Daniel foi pegar outro chope. Trouxe a tulipa na bandeja, colocou-a na mesa e se encostou na parede, curioso.  

– Maricotinha, nunca passou mais de uma semana longe da nossa alcova, ela é meu ioiô, vai e volta. Mas desta vez, ela já tem quinze dias ausente das correntezas do nosso rio.

– Quinze dias? Não errou nas contas, doutor? 

Tão Preto não deu bola para a observação do garçom e continuou:

 – Quando ela sumiu era uma manhã mais clara que qualquer outra manhã da minha vida.
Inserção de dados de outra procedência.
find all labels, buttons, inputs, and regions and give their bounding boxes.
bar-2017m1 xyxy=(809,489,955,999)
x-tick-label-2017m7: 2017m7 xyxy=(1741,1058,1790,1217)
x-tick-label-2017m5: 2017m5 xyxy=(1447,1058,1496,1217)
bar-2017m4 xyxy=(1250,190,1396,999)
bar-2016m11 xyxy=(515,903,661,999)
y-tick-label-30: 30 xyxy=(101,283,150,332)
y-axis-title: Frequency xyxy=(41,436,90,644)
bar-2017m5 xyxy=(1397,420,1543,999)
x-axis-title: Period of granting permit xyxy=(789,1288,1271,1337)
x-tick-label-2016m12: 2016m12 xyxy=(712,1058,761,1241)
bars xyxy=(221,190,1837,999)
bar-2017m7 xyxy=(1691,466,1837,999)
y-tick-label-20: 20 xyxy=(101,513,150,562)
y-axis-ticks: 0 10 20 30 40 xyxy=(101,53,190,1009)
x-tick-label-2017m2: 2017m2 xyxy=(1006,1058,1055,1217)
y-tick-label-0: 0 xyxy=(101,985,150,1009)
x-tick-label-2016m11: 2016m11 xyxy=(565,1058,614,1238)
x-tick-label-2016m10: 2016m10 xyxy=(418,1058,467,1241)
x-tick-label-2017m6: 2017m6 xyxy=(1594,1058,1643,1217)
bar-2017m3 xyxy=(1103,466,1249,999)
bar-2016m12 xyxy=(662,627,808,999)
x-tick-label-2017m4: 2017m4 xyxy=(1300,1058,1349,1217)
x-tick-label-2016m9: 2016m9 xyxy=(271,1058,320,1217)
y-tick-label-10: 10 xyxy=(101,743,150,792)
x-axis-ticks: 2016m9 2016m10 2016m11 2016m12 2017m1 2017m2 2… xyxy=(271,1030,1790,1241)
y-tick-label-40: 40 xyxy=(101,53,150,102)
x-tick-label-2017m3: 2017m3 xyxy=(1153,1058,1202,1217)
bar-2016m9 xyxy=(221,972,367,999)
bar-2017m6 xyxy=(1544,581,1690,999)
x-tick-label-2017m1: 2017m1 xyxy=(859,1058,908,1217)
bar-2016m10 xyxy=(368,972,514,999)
Depois de passarmos a noite em festa, rio abaixo, rio acima, como gostamos de fazer quando estamos juntos, em posição fetal, ela me pediu para aconchegar-me ao seu corpo para ela dormir mais depressa. Ao acordar, ela me encontrou de pé preparando o café da manhã. Ela chegou de tênis e malha para o jogging. Ela não falava que ia correr na orla. Ela caprichava na pronúncia. E dizia: “Se moderniza, cara! Diga jogging, é mais chique”, e ria do seu humor em alta como se estivesse aplicando na Bolsa de Valores.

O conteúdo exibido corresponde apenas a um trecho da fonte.